The last time the NASDAQ closed higher than 4,500 was March 2000. That’s more than 14 years ago. That was before 9/11, before the fall of Saddam Hussein, Muammar Gaddafi, or Osama bin Laden. It was before the sub-prime lending crisis and the bank bailout. It was before Facebook was born, and even before an obscure junior senator from Illinois, named Barack Obama, gave an attention-grabbing keynote address that did more to get himself elected four years later than it did to help Al What’s His Name.
The sheer fact that the NASDAQ has surpassed that mark (it closed at 4,508.31 today) is worth writing about. The markets closed a few minutes ago on the U.S. east coast, so the stories are just starting to flash across the wires.

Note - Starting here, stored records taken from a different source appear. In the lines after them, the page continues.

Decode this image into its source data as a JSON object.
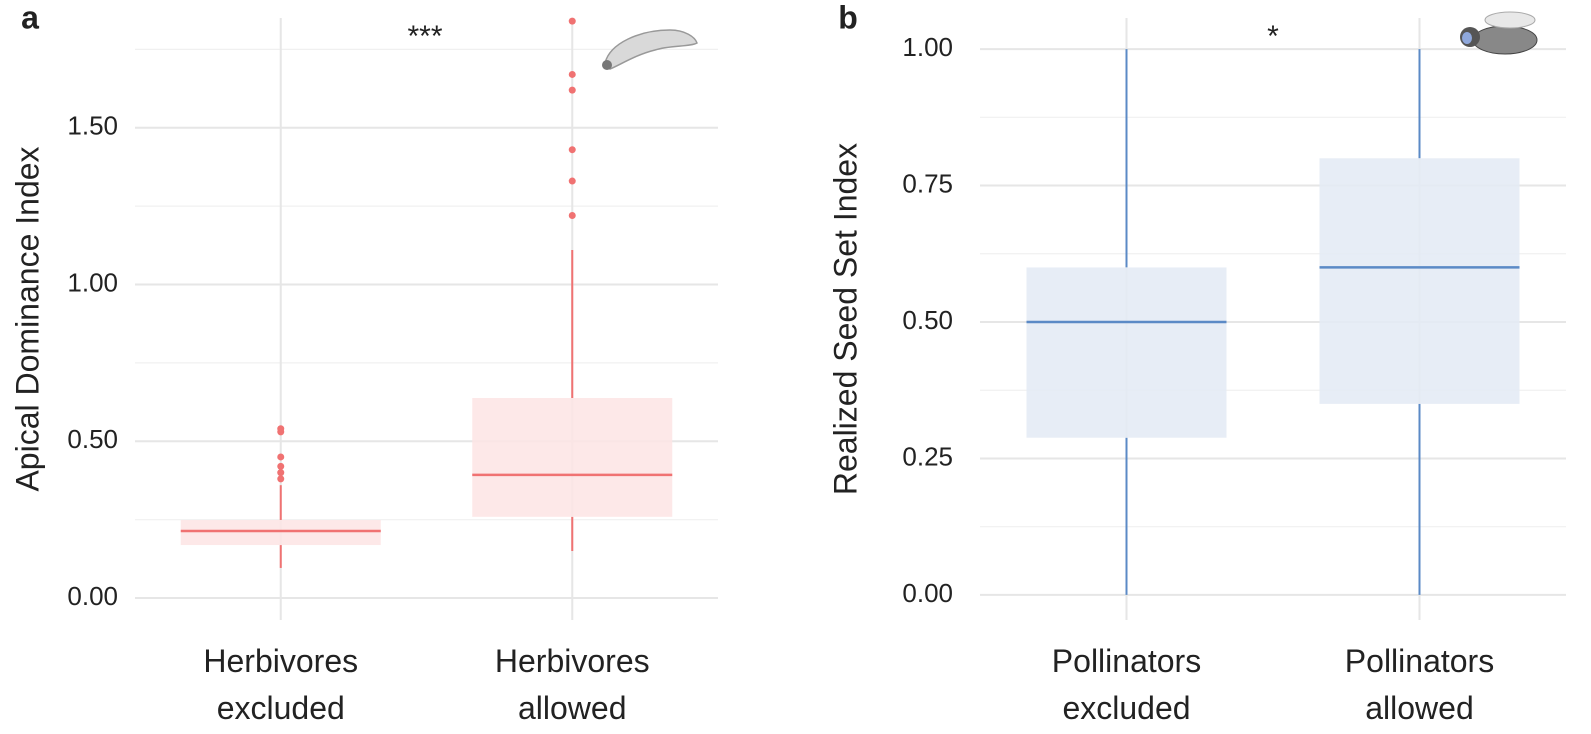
{
  "chart_data": [
    {
      "type": "box",
      "panel": "a",
      "annotation": "***",
      "ylabel": "Apical Dominance Index",
      "categories": [
        "Herbivores excluded",
        "Herbivores allowed"
      ],
      "color": "#f07272",
      "fill_color": "#fde4e4",
      "boxes": [
        {
          "whisker_low": 0.096,
          "q1": 0.169,
          "median": 0.214,
          "q3": 0.249,
          "whisker_high": 0.36,
          "outliers": [
            0.38,
            0.4,
            0.42,
            0.45,
            0.53,
            0.54
          ]
        },
        {
          "whisker_low": 0.15,
          "q1": 0.259,
          "median": 0.393,
          "q3": 0.638,
          "whisker_high": 1.11,
          "outliers": [
            1.22,
            1.33,
            1.43,
            1.62,
            1.67,
            1.84
          ]
        }
      ],
      "ylim": [
        -0.07,
        1.85
      ],
      "yticks": [
        {
          "value": 0,
          "label": "0.00"
        },
        {
          "value": 0.5,
          "label": "0.50"
        },
        {
          "value": 1,
          "label": "1.00"
        },
        {
          "value": 1.5,
          "label": "1.50"
        }
      ],
      "minor_grid": [
        0.25,
        0.75,
        1.25,
        1.75
      ],
      "grid": true
    },
    {
      "type": "box",
      "panel": "b",
      "annotation": "*",
      "ylabel": "Realized Seed Set Index",
      "categories": [
        "Pollinators excluded",
        "Pollinators allowed"
      ],
      "color": "#5b8ac6",
      "fill_color": "#e3eaf4",
      "boxes": [
        {
          "whisker_low": 0,
          "q1": 0.288,
          "median": 0.5,
          "q3": 0.6,
          "whisker_high": 1,
          "outliers": []
        },
        {
          "whisker_low": 0,
          "q1": 0.35,
          "median": 0.6,
          "q3": 0.8,
          "whisker_high": 1,
          "outliers": []
        }
      ],
      "ylim": [
        -0.046,
        1.057
      ],
      "yticks": [
        {
          "value": 0,
          "label": "0.00"
        },
        {
          "value": 0.25,
          "label": "0.25"
        },
        {
          "value": 0.5,
          "label": "0.50"
        },
        {
          "value": 0.75,
          "label": "0.75"
        },
        {
          "value": 1,
          "label": "1.00"
        }
      ],
      "minor_grid": [
        0.125,
        0.375,
        0.625,
        0.875
      ],
      "grid": true
    }
  ]
}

What I find interesting is that the early consensus goes something like this: “The NASDAQ reached a 14-year high due to a lack of major economic or geo-political news.”
Are you kidding me?
Have we lost our collective minds? Is the stock market really affects in that much proportion to the news as it is reported? How can anyone say with a clear conscience that a lack of geo-political news is the underlying reason that the NASDAQ gained 0.9%? And exactly how little geo-political news does it take to make any of the market indices go up or down?
I’ll grant you that turmoil can cause anxiety and that anxiety can cause some people to trade some securities, but either a bunch of reporters are copying what one nitwit said to there are a collective bunch of nitwits writing (other) financial columns for places other than ADVFN.
Think for a minute.
Think with me about what geo-political things are not happening today that would stimulate an increase in the NASDAQ.

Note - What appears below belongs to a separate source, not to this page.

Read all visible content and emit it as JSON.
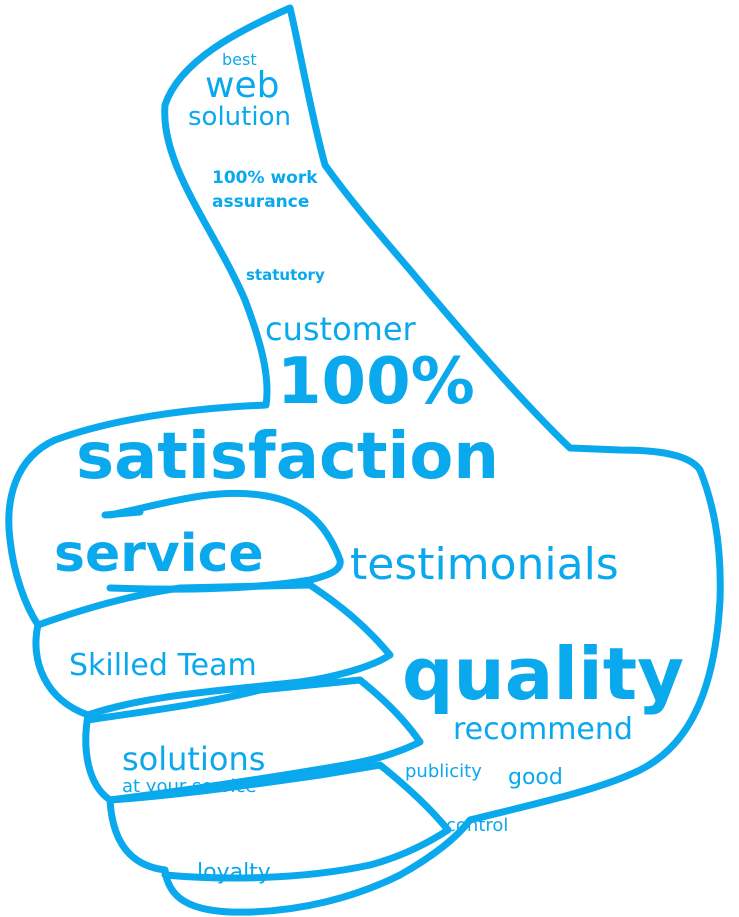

- Civil war in Syria? Nope. Still happening. People still dying.
- A Nuclear Iran? Nope. Just one day closer.
- ISIS slaughtering hundreds in Iraq? Nope. Hasn’t stopped. No one but ISIS thinks it’s good news.

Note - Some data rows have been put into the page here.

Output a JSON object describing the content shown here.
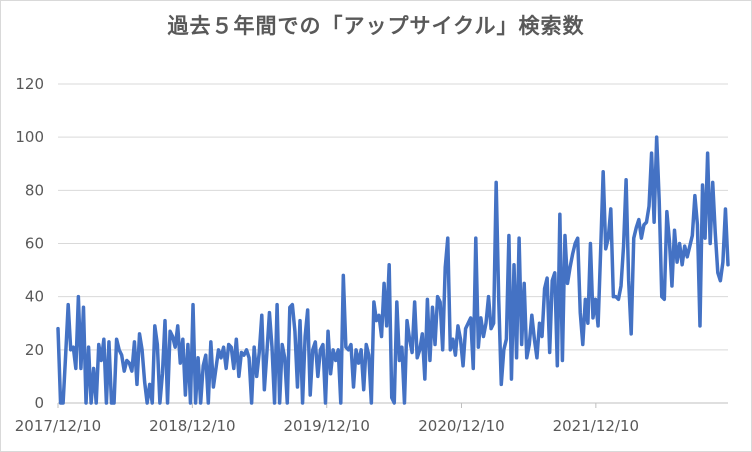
{
  "chart_data": {
    "type": "line",
    "title": "過去５年間での「アップサイクル」検索数",
    "xlabel": "",
    "ylabel": "",
    "x_start": "2017/12/10",
    "x_end": "2022/12/04",
    "x_tick_labels": [
      "2017/12/10",
      "2018/12/10",
      "2019/12/10",
      "2020/12/10",
      "2021/12/10"
    ],
    "ylim": [
      0,
      120
    ],
    "y_ticks": [
      0,
      20,
      40,
      60,
      80,
      100,
      120
    ],
    "grid": "horizontal",
    "line_color": "#4472c4",
    "series": [
      {
        "values": [
          28,
          0,
          0,
          18,
          37,
          20,
          21,
          13,
          40,
          13,
          36,
          0,
          21,
          0,
          13,
          0,
          22,
          16,
          24,
          0,
          23,
          0,
          0,
          24,
          20,
          18,
          12,
          16,
          15,
          12,
          23,
          7,
          26,
          20,
          8,
          0,
          7,
          0,
          29,
          22,
          0,
          11,
          31,
          0,
          27,
          25,
          21,
          29,
          15,
          24,
          3,
          22,
          0,
          37,
          0,
          17,
          0,
          14,
          18,
          0,
          23,
          6,
          13,
          20,
          17,
          21,
          13,
          22,
          21,
          13,
          24,
          10,
          19,
          18,
          20,
          17,
          0,
          21,
          10,
          19,
          33,
          5,
          19,
          34,
          21,
          0,
          37,
          0,
          22,
          17,
          0,
          36,
          37,
          27,
          6,
          31,
          0,
          25,
          35,
          3,
          20,
          23,
          10,
          20,
          22,
          0,
          27,
          11,
          20,
          16,
          20,
          0,
          48,
          21,
          20,
          22,
          6,
          20,
          15,
          20,
          5,
          22,
          18,
          0,
          38,
          31,
          33,
          25,
          45,
          29,
          52,
          2,
          0,
          38,
          16,
          21,
          0,
          31,
          24,
          19,
          38,
          17,
          20,
          26,
          9,
          39,
          16,
          36,
          22,
          40,
          38,
          20,
          51,
          62,
          20,
          24,
          18,
          29,
          24,
          14,
          28,
          30,
          32,
          13,
          62,
          21,
          32,
          25,
          30,
          40,
          28,
          30,
          83,
          39,
          7,
          20,
          24,
          63,
          9,
          52,
          17,
          62,
          22,
          45,
          17,
          22,
          33,
          24,
          17,
          30,
          25,
          43,
          47,
          19,
          46,
          49,
          14,
          71,
          16,
          63,
          45,
          51,
          56,
          60,
          62,
          34,
          22,
          39,
          30,
          60,
          32,
          39,
          29,
          57,
          87,
          58,
          62,
          73,
          40,
          40,
          39,
          44,
          59,
          84,
          46,
          26,
          62,
          66,
          69,
          62,
          67,
          68,
          74,
          94,
          68,
          100,
          76,
          40,
          39,
          72,
          61,
          44,
          65,
          53,
          60,
          52,
          59,
          55,
          59,
          63,
          78,
          67,
          29,
          82,
          62,
          94,
          60,
          83,
          64,
          49,
          46,
          53,
          73,
          52
        ]
      }
    ]
  }
}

- Ferguson, Missouri? No way. I doubt that riots in the suburbs of St. Louis would be the impetus for any major investors to make decisions on the scale of index-adjusting.
- Conflict in Gaza? I don’t think so. If anything, investors, if they were interested, would be on tenterhooks waiting to see what happens when the current cease-fires ends.
- Conflict in the Ukraine? Really? Someone is going to have to explain how that is going to affect the NASDAQ.
So far, the only thing that I can come up with to explain the return of the NASDAQ to 4,500 is the news over the weekend that President Obama had a vacation from hell. I can see a lot of people being happy at his inconvenience that he had to cut short a round of golf or miss a clambake.
It is what it is.
The fact is that the NASDAQ continued its upward trend and that it is a result of the sum total of trading today. It was a result of many things. It’s just that nothing particularly spectacular happened. It is what it is and that’s all that it is.